İran İslam Cumhuriyeti Cumhurbaşkanı kardeşim Sayın İbrahim Reisi ve beraberindeki heyet üyelerinin vefatından derin üzüntü duyduk. Helikopter kazasında hayatını kaybeden tüm kardeşlerimize Allah’tan rahmet niyaz ediyorum. Türkiye Cumhuriyeti ve Türk milleti adına kardeş İran halkına, devletine, hükûmetine en samimi taziyelerimi iletiyorum. Kabine toplantımız esnasında Cumhurbaşkanı Vekili Sayın Muhammed Muhbir ile bir telefon görüşmesi gerçekleştirdim. Telefon görüşmemizde de taziyelerimizi kendilerine ifade ettik. İran bizim sınır komşumuz, İran halkı da bizim kardeşimizdir. Asırlardır aynı coğrafyayı paylaşıyor, barış içinde yan yana çalışıyoruz. Ticaretten enerjiye, ulaştırmadan turizme, güvenlikten terörle mücadeleye geniş bir yelpazede çok boyutlu iş birliklerimiz var. İran’ın Filistin davasına verdiği güçlü desteği her zaman takdirle karşıladık.
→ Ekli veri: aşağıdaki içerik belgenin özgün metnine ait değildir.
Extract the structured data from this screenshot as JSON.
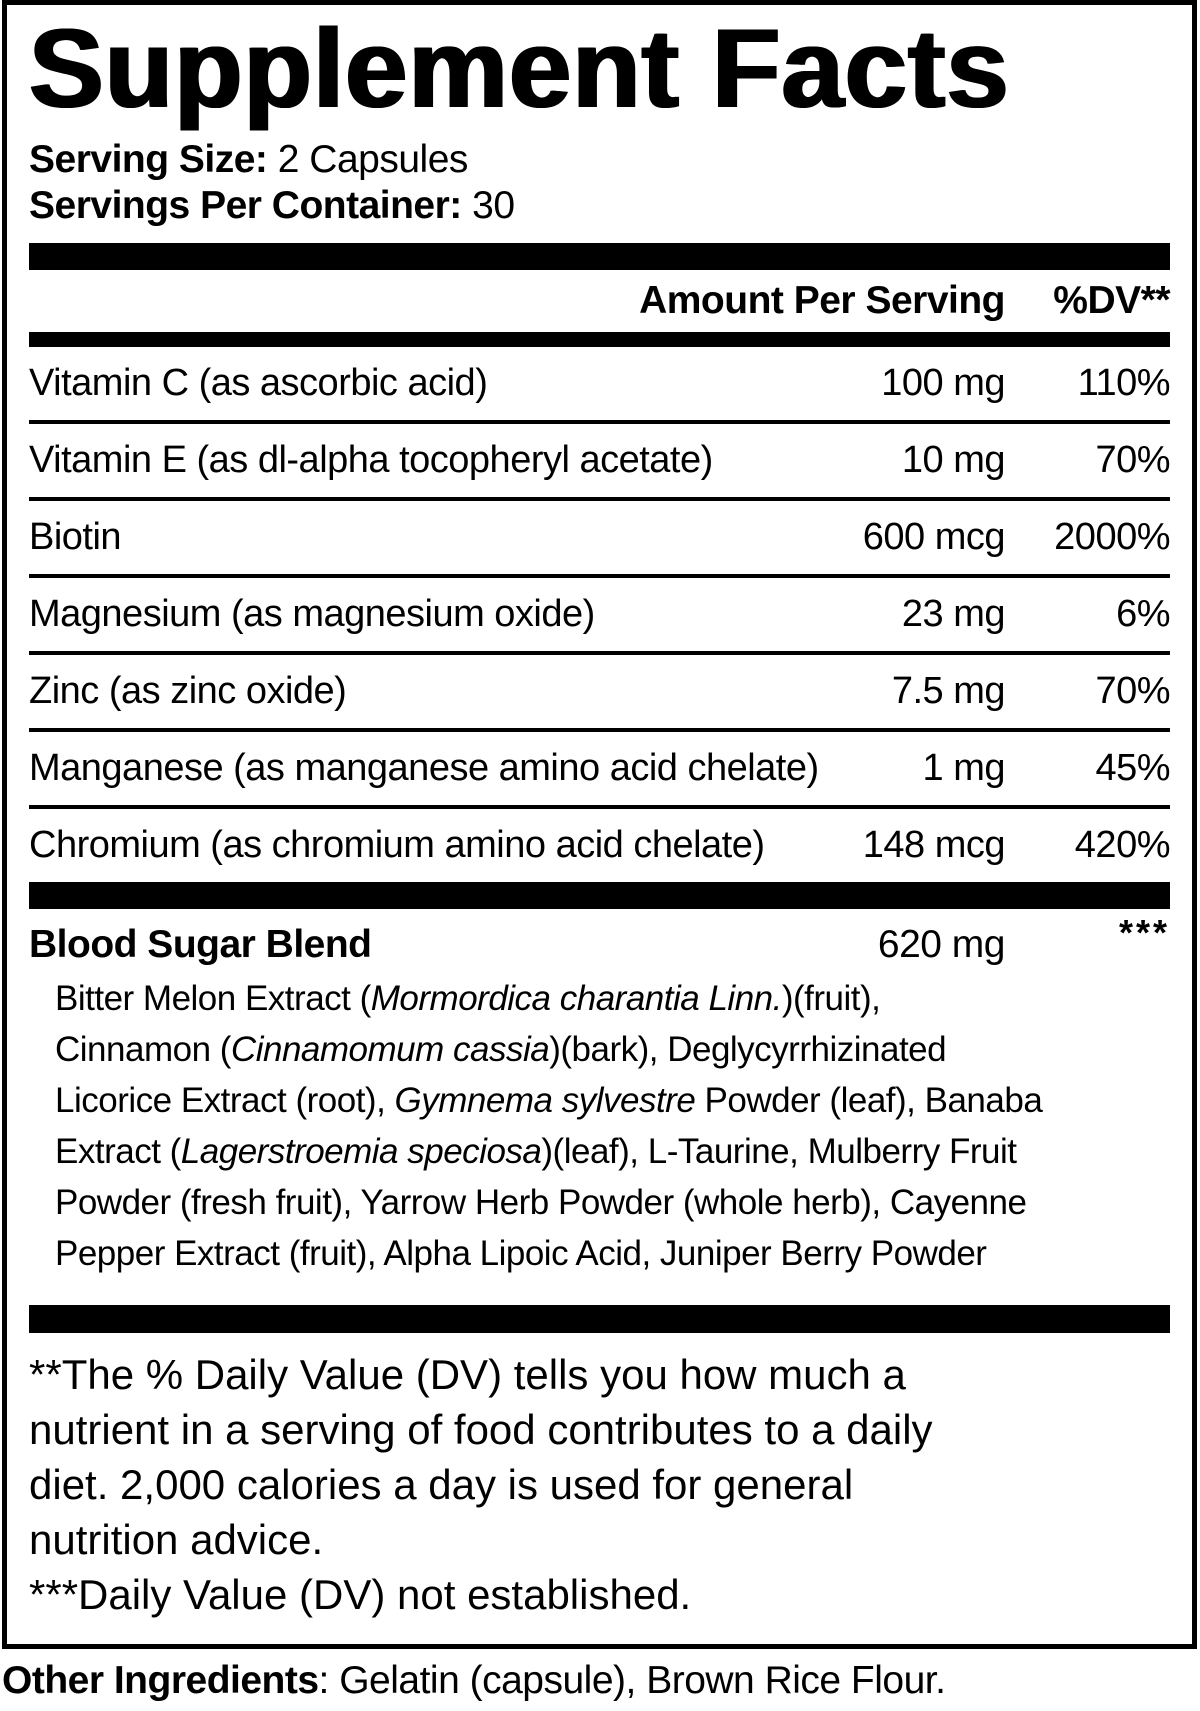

Bölgemizdeki sorunların çözümünde de Astana sürecinden itibaren İran ile yakın diyalog içindeydik. İran’a karşı uygulanan tek taraflı yaptırımlara katılmayarak komşuluk hukukumuzun gereğini yerine getirdik. İran Cumhurbaşkanı merhum Reisi’yi en son 24 Ocak’ta Ankara’da ağırlamış, imzaladığımız 10 yeni anlaşmayla ilişkilerimizi ileriye taşımıştık.
Bugüne kadar en sıkıntılı zamanlarında Türkiye İranlı kardeşlerine samimi destek vermiş, bu konuda tavizsiz bir duruş sergilemiştir. Helikopter kazasından sonra İran makamlarıyla temasa geçerek arama kurtarma çalışmalarına katkı vermek için tüm imkânlarımızı seferber ettik. Bundan sonra da aynı hissiyatla hareket edeceğiz. Kabine toplantımızda İran halkının yaşadığı derin acıyı paylaşmak üzere ülkemizde bir günlük millî yas ilan edilmesini kararlaştırdık. İranlı kardeşlerimizin tekrar başı sağ olsun diyoruz.
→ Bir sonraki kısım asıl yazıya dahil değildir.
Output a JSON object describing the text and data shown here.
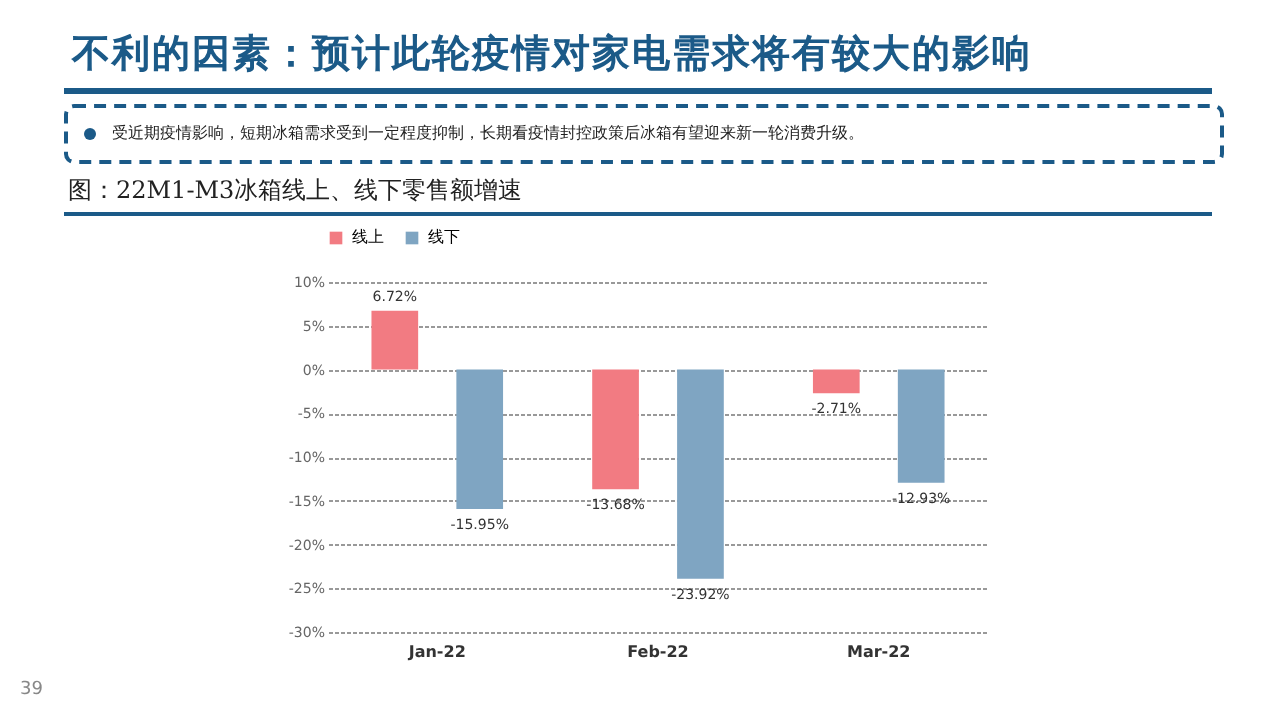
{
  "chart_data": {
    "type": "bar",
    "title": "不利的因素：预计此轮疫情对家电需求将有较大的影响",
    "subtitle": "图：22M1-M3冰箱线上、线下零售额增速",
    "annotations": [
      "受近期疫情影响，短期冰箱需求受到一定程度抑制，长期看疫情封控政策后冰箱有望迎来新一轮消费升级。",
      "39"
    ],
    "categories": [
      "Jan-22",
      "Feb-22",
      "Mar-22"
    ],
    "series": [
      {
        "name": "线上",
        "color": "#f27b82",
        "values": [
          6.72,
          -13.68,
          -2.71
        ],
        "value_labels": [
          "6.72%",
          "-13.68%",
          "-2.71%"
        ]
      },
      {
        "name": "线下",
        "color": "#7fa5c2",
        "values": [
          -15.95,
          -23.92,
          -12.93
        ],
        "value_labels": [
          "-15.95%",
          "-23.92%",
          "-12.93%"
        ]
      }
    ],
    "ylim": [
      -30,
      10
    ],
    "yticks": [
      {
        "value": 10,
        "label": "10%"
      },
      {
        "value": 5,
        "label": "5%"
      },
      {
        "value": 0,
        "label": "0%"
      },
      {
        "value": -5,
        "label": "-5%"
      },
      {
        "value": -10,
        "label": "-10%"
      },
      {
        "value": -15,
        "label": "-15%"
      },
      {
        "value": -20,
        "label": "-20%"
      },
      {
        "value": -25,
        "label": "-25%"
      },
      {
        "value": -30,
        "label": "-30%"
      }
    ],
    "grid": "y",
    "legend": "top"
  }
}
Geçen hafta büyük bir sel felaketiyle sarsılan Afganlı kardeşlerimize tekrar geçmiş olsun dileklerimizi iletiyorum. Bu zor günlerinde Afgan halkıyla dayanışmamızı göstermek için ilk etapta bir kargo uçağı dolusu yardım malzemesini Afganistan’a gönderdik. Toplam 24 tonu bulan yardım malzemelerimiz cuma günü Mezar-ı Şerif Havalimanı’na ulaştı. Şimdi de bölgeye 43 vagondan oluşan bir yardım treni gönderiyoruz. Afganistan 20. AFAD iyilik trenimizin yüklemesi dün tamamlandı. Gümrük işlemlerinden sonra inşallah, yarın bölgeye sevk edeceğiz. İyilik trenimize malzeme desteği veren tüm kurumlarımızı, vakıflarımızı, derneklerimizi, gönüllü kuruluşlarımızı canıgönülden tebrik ediyorum.”